If you want more generalized expressions of negations, use tokens_lookup
.
positive<- c('good', 'nice')
negative <- c('bad', 'nasty')
dict <- dictionary(pos=c(positive, paste('not', negative)), neg=c(negative, paste('not', positive)))
toks <- tokens("The man is not bad, actually pretty good")
tokens_lookup(toks, dict, exclusive = FALSE)
## tokens from 1 document.
## Component 1 :
## [1] "The" "man" "is" "POS" "," "actually" "pretty" "POS"
However, this method does not work when there are words between negations and sentiment words:
toks2 <- tokens("The man is good, and not going to be bad")
tokens_lookup(toks2, dict, exclusive = FALSE)

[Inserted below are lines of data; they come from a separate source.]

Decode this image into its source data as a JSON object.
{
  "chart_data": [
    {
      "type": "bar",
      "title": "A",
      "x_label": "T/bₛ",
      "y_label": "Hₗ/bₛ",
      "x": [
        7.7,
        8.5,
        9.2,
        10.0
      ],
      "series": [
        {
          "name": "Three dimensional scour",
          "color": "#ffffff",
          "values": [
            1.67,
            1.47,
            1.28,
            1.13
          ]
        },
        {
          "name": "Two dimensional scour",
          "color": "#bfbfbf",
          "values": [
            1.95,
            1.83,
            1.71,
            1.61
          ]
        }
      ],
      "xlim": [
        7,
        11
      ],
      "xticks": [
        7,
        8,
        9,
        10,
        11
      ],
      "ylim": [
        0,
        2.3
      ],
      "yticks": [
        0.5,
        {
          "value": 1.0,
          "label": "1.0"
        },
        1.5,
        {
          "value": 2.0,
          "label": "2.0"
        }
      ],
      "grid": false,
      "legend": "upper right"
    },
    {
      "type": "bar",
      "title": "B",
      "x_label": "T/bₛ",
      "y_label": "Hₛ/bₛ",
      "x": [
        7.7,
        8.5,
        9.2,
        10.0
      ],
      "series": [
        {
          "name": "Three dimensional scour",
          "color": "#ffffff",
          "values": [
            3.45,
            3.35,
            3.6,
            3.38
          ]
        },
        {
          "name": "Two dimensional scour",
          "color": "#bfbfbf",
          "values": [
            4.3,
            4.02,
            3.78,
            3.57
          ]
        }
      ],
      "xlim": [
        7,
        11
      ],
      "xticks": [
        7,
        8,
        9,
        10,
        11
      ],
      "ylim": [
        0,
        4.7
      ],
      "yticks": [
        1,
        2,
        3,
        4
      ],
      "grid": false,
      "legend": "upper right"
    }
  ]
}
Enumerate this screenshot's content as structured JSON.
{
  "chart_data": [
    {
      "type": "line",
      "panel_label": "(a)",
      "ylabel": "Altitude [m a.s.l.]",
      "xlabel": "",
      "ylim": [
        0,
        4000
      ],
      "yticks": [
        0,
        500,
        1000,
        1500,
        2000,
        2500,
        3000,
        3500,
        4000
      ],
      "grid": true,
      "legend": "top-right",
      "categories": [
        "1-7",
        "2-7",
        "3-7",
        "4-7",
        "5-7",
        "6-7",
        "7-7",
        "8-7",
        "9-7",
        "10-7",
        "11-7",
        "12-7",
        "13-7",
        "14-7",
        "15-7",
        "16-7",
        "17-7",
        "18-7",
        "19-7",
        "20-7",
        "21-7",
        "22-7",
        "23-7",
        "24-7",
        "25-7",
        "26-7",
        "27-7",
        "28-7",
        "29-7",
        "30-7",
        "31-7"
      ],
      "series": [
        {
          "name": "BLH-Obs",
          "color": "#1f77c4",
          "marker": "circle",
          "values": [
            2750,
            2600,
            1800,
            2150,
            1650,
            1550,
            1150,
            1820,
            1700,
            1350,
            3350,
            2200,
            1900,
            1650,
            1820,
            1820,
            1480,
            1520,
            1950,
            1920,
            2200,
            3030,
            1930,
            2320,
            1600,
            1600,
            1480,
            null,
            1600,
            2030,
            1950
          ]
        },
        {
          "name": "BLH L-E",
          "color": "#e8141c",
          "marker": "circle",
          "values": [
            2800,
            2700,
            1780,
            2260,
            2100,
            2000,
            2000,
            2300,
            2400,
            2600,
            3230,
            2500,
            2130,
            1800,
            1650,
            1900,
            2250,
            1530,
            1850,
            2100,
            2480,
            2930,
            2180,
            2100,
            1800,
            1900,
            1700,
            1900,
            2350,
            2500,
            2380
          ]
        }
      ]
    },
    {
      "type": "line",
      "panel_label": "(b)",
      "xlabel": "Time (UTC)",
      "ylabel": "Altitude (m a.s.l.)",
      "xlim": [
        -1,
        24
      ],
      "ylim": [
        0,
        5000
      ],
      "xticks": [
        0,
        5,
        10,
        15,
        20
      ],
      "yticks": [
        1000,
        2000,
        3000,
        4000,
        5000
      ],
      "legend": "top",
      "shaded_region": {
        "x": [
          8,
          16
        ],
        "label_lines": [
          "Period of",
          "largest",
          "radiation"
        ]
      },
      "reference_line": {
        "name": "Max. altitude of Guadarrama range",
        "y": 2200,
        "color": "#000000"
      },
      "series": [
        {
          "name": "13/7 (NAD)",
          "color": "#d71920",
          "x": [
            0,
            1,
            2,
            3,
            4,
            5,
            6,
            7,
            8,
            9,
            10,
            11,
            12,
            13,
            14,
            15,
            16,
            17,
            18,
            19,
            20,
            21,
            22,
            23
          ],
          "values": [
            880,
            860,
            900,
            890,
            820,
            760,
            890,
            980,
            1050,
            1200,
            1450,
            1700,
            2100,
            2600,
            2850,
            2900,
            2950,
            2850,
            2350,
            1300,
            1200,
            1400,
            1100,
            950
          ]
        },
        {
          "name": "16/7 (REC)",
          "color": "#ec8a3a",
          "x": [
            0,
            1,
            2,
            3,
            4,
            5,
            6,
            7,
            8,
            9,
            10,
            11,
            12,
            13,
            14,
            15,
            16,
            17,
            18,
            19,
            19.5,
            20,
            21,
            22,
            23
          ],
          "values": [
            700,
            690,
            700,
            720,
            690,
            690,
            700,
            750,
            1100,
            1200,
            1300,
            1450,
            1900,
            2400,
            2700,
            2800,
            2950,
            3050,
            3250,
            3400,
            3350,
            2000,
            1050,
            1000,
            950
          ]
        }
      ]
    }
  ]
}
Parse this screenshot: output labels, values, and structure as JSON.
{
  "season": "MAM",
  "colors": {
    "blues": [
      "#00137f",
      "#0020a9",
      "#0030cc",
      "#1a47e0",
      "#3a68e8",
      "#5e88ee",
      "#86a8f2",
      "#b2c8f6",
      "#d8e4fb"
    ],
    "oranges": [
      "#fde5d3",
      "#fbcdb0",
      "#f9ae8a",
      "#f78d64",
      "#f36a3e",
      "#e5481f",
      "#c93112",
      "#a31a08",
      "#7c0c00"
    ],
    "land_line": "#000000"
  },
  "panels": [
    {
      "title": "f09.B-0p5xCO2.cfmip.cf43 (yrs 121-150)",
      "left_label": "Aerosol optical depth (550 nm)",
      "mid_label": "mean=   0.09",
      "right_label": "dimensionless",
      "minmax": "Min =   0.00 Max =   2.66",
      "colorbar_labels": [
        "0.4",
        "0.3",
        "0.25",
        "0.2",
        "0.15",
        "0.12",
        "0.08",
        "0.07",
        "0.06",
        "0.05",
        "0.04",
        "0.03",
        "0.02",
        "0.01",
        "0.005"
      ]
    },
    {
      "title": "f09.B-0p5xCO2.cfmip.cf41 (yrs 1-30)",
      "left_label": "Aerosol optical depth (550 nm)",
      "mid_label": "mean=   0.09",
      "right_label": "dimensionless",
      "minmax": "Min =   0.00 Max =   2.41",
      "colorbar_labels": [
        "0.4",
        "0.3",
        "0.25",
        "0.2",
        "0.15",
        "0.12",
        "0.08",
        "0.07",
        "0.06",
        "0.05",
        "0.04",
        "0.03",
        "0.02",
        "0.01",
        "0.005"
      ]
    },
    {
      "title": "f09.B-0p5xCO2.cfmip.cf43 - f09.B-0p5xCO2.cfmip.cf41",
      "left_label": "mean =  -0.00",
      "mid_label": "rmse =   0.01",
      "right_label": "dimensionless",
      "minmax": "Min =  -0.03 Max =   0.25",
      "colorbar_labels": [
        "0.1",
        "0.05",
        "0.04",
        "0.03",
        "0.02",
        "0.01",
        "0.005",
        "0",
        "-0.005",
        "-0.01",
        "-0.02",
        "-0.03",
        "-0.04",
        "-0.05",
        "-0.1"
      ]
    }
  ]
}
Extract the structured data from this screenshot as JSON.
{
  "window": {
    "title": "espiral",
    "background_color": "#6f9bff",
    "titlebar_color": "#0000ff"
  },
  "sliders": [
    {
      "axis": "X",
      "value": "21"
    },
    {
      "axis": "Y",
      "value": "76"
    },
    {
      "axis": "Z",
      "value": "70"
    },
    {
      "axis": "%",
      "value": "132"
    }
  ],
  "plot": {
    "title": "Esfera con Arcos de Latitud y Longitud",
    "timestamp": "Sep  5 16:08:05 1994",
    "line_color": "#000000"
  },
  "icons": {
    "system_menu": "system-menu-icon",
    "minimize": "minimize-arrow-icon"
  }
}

## tokens from 1 document.
## Component 1 :
## [1] "The" "man" "is" "POS" "," "and" "not" "going" "to" "be" "NEG"
Thanks for that info! The WordStat approach allows you to specify a gap of N words between the negation term and the sentiment term. Gaps before and after are controlled separately. It's a very helpful approach. I'm sure N is limited to a fairly small number but I don't know it offhand.
I've reopened this issue to include ways to implement the WordStat dictionary rules, described in https://www.provalisresearch.com/Documents/WordStat6.pdf pp69-71.
Ideas:
phrase()
, such as rule()
"rule"
to the permissible values of valuetype
, for dictionaries
I've been using the WordStat Sentiment dictionary:
https://provalisresearch.com/products/content-analysis-software/wordstat-dictionary/
but before I imported it, I removed the negation rules at the top with a text editor and it then works fine as a standard dictionary. WordStat's dictionary negation rules look like this:
NEGATIVE NOT_GOOD @NOTGOOD [#POSITIVE_WORDS AFTER #NEGATIONS /S 3] (1) REAL_BAD @REALBAD [#NEGATIVE_WORDS NOT AFTER #NEGATIONS /S 3] (1)...
If I had left them there, would quanteda have understood them? If so, how would I apply them?
The tidytext package uses ngrams to address negation, as you may have seen here: http://tidytextmining.com/ngrams.html in section 5.1.3 "Using bigrams to provide context in sentiment". However, looking up to four words on either side using logic like that would be quite tedious compared to WordStat's dictionary rule approach.